Proposition 4: Foreign investments are critical to our growth story.
This is the most believed wisdom. Look how P Chidambaram has been going on road shows to lure foreign investments. But the evidence suggests that our growth is due to our domestic savings, particularly household savings. Our savings rate two years ago was around 34/36 percent of GDP and more than 70 percent of this was household saving. FII and FDI inflows were always less than 10 percent of our investments, and if at all anyone should be appreciated for our growth story it is our households and the average housewife.
There is a story of Lord Vinayaka (Ganesha) and Subramanya competing for a mango by trying to go around the world in the shortest time. Subramanya got onto his peacock and went around while Ganesha just went around his parents, Shiva and Parvathi, treating them as the Universe.
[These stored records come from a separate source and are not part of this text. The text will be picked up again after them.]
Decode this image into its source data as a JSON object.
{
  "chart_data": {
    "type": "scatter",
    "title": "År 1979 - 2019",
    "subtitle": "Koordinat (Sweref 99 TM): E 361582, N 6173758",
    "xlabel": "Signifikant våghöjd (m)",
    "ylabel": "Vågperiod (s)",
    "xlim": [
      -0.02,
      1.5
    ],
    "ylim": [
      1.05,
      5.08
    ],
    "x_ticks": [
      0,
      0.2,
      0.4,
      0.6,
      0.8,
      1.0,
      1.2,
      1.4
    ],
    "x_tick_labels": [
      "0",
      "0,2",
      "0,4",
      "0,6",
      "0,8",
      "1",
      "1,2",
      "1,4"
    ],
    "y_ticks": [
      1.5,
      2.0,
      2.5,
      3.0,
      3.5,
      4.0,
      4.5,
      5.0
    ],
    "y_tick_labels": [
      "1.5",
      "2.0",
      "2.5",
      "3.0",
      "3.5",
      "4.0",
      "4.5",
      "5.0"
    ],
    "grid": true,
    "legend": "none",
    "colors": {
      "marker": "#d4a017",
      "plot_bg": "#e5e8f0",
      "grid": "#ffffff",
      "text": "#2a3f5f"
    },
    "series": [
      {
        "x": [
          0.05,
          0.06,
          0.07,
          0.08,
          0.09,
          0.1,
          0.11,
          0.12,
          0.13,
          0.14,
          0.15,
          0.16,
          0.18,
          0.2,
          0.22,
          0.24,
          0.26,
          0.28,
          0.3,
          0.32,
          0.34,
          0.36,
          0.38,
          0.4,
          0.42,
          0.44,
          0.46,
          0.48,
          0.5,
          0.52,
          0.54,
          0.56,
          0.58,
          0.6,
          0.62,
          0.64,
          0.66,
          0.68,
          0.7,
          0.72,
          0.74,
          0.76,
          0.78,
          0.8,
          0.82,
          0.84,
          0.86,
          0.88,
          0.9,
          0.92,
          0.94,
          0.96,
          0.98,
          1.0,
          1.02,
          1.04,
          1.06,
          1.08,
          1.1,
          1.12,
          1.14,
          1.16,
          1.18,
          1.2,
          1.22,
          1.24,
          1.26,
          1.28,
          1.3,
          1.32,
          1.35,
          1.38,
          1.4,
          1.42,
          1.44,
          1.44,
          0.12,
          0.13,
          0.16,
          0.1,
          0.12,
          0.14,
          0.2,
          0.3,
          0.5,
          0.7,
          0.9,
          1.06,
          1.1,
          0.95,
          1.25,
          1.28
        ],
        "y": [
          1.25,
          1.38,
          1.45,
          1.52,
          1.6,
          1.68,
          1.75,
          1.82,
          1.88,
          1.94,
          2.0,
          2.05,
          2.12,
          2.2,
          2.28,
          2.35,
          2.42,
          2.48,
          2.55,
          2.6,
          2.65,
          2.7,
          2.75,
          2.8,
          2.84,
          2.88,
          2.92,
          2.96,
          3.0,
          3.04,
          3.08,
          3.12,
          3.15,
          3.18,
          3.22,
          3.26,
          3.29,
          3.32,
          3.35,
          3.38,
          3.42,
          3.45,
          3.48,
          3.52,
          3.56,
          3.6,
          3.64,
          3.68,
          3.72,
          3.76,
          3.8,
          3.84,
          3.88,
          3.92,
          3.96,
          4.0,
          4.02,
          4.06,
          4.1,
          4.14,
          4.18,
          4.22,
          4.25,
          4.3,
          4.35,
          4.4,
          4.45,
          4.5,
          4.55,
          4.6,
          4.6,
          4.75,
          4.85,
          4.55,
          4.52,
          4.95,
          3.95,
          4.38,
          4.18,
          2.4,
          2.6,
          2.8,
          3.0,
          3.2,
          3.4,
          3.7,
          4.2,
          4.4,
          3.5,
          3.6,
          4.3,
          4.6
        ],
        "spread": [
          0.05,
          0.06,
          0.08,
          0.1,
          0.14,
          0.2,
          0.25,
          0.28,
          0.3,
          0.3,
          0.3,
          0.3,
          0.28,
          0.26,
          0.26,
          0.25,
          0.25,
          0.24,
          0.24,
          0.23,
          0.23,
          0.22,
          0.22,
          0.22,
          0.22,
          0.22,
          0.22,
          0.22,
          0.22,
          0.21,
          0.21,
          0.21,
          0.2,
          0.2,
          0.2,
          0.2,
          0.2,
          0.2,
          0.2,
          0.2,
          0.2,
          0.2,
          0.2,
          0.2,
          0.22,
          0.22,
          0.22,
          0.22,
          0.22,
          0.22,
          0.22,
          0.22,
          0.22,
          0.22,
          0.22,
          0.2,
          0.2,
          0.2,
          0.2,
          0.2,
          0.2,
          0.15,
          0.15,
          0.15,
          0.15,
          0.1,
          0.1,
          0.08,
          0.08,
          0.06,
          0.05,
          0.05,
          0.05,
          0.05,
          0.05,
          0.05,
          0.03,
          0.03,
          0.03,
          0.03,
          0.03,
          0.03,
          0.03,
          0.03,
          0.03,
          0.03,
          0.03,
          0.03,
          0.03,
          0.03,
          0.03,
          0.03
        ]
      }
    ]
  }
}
He was given the mango.
Our Finance Minister knows this story – I am sure – and so instead of wasting his time in Frankfurt and Tokyo, he should focus on Indian housewives and help them balance their budgets by reducing inflation and the fiscal deficit. Unfortunately, our housewives do not have access to the Nashik note printing press like our FM. The solution to India’s problems lie inside, not in wooing FII/FDI inflows.
But as long as our economic thinking is tied to Oxford/Harvard/Yale/Chicago “wisdom” we will continue to call the largest segment of our economy – namely partnership/proprietorship firms – as “residual” and go around the world with a begging bowl to request companies to invest to India. The stock market is important to 10 percent of the economy and it cannot be categorised as a barometer of the economy. Even if the entire corporate sector vanishes, the national income will only drop by say 10-12 percent. Incidentally, our national income is underestimated by at least 30 percent and to that extent there is no loss at all in the total picture.
In that case, how do we assess growth in the economy? Quite simply, you should peep out of the window. I mean the real one. If you find lots of economic activity unrelated to the Sensex thriving and flourishing, then the economy is growing!!